Straw polls are similarly enigmatic. Auden once said* of the relationship of a poet's biography to his work that it was simultaneously too obvious to need comment (Catullus loved Lesbia) and too obscurely complex to endure analysis. The same goes for these words of grass.
You do not, as Bob Dylan correctly observed, need a weatherman to know which way the wind blows. Shakespeare agrees and adds in The Merchant of Venice that an amateur zephyrologist can manage by:
Plucking the grass to know where sits the wind,
You throw a straw in the air and see which way the wind takes it. Hence a straw vote. Hence a straw poll, which elephantine-memoried readers of this blog will remember is a headcount.

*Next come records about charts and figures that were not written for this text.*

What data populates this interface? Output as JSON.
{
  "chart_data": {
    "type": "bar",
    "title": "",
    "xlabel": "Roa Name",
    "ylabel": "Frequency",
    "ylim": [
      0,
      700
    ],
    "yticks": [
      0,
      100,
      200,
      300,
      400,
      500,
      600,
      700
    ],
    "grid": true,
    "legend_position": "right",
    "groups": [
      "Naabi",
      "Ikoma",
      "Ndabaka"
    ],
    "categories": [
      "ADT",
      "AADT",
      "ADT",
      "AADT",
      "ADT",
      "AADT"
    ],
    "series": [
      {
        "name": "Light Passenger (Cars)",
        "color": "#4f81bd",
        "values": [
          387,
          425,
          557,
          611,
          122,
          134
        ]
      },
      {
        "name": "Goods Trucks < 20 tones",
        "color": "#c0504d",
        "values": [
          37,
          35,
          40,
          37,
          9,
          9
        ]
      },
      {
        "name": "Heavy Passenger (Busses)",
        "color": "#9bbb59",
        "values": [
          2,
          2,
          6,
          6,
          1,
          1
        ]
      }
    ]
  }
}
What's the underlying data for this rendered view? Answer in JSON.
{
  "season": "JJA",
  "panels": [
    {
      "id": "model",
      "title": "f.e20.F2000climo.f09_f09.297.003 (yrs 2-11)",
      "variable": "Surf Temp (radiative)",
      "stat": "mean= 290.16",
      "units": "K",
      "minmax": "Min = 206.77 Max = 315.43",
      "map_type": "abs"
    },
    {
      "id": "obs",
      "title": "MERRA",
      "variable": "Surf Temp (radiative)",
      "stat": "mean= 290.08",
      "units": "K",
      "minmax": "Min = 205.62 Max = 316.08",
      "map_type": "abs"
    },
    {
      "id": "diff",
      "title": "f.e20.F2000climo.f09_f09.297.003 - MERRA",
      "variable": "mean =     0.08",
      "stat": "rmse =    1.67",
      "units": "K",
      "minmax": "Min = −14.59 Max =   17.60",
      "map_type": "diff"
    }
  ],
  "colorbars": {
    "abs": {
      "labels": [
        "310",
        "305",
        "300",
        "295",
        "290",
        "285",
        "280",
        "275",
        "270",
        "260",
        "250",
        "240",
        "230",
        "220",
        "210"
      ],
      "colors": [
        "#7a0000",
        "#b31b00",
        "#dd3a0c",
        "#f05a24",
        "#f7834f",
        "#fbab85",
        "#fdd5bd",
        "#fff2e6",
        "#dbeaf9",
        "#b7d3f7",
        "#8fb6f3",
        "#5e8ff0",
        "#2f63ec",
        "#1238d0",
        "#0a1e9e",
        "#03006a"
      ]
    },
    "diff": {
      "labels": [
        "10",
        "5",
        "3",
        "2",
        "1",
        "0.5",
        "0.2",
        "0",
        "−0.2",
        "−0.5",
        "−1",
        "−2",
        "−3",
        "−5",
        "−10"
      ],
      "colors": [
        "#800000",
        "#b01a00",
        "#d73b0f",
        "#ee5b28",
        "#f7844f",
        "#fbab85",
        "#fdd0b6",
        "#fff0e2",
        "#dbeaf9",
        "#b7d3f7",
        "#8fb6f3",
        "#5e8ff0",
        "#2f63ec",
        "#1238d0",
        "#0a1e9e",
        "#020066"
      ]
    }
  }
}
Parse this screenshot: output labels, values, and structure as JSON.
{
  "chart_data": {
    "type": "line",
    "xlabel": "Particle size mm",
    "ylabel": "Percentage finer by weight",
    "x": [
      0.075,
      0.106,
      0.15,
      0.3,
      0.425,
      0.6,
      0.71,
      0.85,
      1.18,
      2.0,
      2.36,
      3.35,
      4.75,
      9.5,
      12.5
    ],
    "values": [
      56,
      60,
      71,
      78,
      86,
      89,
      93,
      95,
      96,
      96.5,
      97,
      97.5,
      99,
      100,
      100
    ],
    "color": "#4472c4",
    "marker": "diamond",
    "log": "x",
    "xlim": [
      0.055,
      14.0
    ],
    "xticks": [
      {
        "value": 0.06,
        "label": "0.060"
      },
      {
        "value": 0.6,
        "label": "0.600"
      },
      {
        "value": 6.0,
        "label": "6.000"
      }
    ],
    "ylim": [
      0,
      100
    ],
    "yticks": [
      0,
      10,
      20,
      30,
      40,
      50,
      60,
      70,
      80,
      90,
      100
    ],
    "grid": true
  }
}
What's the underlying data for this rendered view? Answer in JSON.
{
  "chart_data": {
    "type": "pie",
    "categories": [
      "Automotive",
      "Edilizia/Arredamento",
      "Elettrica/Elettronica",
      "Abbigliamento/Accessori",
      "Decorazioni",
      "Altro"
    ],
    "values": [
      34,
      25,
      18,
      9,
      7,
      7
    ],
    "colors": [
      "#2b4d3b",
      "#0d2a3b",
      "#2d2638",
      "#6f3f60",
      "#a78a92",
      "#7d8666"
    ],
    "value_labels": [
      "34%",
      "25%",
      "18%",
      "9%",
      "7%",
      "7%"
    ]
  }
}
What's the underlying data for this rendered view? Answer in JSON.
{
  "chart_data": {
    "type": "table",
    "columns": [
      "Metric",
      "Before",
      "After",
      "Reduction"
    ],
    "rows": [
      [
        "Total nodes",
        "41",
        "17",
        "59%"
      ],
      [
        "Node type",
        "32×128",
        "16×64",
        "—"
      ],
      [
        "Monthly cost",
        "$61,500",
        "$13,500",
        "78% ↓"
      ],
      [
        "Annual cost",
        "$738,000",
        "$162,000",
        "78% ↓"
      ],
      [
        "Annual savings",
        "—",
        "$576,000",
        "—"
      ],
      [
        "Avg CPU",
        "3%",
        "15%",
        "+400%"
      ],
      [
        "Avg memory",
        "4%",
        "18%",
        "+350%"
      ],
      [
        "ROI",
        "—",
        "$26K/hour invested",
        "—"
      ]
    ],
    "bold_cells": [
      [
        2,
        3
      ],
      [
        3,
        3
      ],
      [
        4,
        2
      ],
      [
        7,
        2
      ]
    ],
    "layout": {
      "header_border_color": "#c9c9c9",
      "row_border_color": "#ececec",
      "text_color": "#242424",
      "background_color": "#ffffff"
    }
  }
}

OR, it is simply a weak poll, a poll of straw. Straw has always been weak as in straw dogs and straw men and clutching at straws etc etc which is why you only need hay wire to bind it together.
Grass roots is the third of these frail etymologies. It popped up at the beginning of the twentieth century. The roots I can understand, but the grass seems unnecessary. Why not dandelion roots, which are considerably stronger? English seems to be a strangely graminivorous language. But perhaps that's a good thing: hay fever used to be called summer catarrh, which is just horrible.
Or perhaps it's that grass roots are destroyed by GOATs. Now I'm off to accuse my lawn of informing on me to the police.**
The Inky Fool's summer residence
*In his preface to Shakespeare's sonnets. I don't have a copy to hand.
** A grass hand was a jobbing printer who moved employers, hence the sense of disloyalty, probably. A grass widow is an unmarried woman with a child (although I can't for the life of me see how that could happen). All flesh is grassy, bring on the lawnmower.